Image & Video

Radar-Textured AI Slashes Slum Mapping Errors in African Cities

Combining Sentinel-1 radar and optical data cuts misclassification of informal settlements by 40%.

Deep Dive

Accurate mapping of informal settlements in Sub-Saharan African cities has been a persistent challenge because optical satellite imagery often confuses slums (Local Climate Zone 7) with spectrally similar compact low-rise areas (LCZ 3). Researchers from the University of Pavia and partners introduce a context-aware, reproducible framework that fuses Sentinel-2 spectral bands with Sentinel-1 synthetic aperture radar (SAR) data. They implement a three-tier SAR integration strategy: calibrated backscatter, GLCM texture features, and a physics-guided metric capturing structural disorder and weak radar returns typical of slums. Tested across Nairobi and Eldoret (Kenya) using a stratified hold-out protocol and season-aware ablation, the Optical-SAR model achieves overall accuracy of 0.816 (dry season) and 0.807 (wet season).

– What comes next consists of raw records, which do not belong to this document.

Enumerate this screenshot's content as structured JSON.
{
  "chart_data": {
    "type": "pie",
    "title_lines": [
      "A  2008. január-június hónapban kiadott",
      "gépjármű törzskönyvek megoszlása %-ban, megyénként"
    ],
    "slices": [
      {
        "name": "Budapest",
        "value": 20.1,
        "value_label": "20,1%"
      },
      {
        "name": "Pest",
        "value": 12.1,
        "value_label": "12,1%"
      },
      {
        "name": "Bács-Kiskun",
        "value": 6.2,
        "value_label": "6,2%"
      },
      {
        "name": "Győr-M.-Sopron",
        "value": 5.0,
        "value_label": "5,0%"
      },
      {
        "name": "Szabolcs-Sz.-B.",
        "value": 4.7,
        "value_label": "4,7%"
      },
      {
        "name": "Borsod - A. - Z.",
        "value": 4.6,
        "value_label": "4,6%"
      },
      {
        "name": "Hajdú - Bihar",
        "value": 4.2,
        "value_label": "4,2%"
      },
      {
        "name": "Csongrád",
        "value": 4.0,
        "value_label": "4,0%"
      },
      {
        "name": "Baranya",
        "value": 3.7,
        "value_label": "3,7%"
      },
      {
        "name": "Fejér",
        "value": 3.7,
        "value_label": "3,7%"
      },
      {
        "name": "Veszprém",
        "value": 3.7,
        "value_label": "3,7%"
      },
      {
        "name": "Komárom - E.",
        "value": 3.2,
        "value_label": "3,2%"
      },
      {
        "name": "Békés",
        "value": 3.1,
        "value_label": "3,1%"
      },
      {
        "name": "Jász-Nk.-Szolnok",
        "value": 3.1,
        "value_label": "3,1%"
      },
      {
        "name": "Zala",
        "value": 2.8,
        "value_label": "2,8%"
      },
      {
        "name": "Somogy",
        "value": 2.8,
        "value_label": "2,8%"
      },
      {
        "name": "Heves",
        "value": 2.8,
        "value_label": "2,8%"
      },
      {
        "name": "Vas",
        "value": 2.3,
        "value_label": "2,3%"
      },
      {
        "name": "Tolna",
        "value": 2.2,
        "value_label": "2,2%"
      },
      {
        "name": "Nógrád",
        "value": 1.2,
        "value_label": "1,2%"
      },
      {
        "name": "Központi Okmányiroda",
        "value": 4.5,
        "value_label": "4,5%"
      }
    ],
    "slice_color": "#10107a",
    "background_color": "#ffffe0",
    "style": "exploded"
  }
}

The most striking improvement is the reduction of critical LCZ 3–LCZ 7 confusion to 7%, compared to the standard WUDAPT baseline (overall accuracy 0.704). SAR-derived textures provided the dominant performance gain, and seasonal analysis shows that while optical-only separability varies with vegetation phenology, SAR textures stabilize informal settlement mapping across dry and wet seasons. However, the study notes that cross-city transfer remains limited without local adaptation strategies, meaning the method works best when retrained on target cities. This work demonstrates that incorporating radar structural information yields consistent gains for urban morphology mapping in data-scarce environments, offering a practical path for urban planning and SDG monitoring in Sub-Saharan Africa.

Key Points
  • SAR textures (GLCM and physics-guided features) provided the dominant performance gain for informal settlement detection.
  • Optical-SAR model reduced confusion between slums (LCZ 7) and compact low-rise areas (LCZ 3) to 7%, from ~20% with optical-only baselines.
  • Cross-city transfer remains limited, requiring local adaptation for new cities—tested on Nairobi and Eldoret, Kenya.

Why It Matters

This method enables more accurate, season-robust slum mapping for urban planning and resource allocation in data-scarce African cities.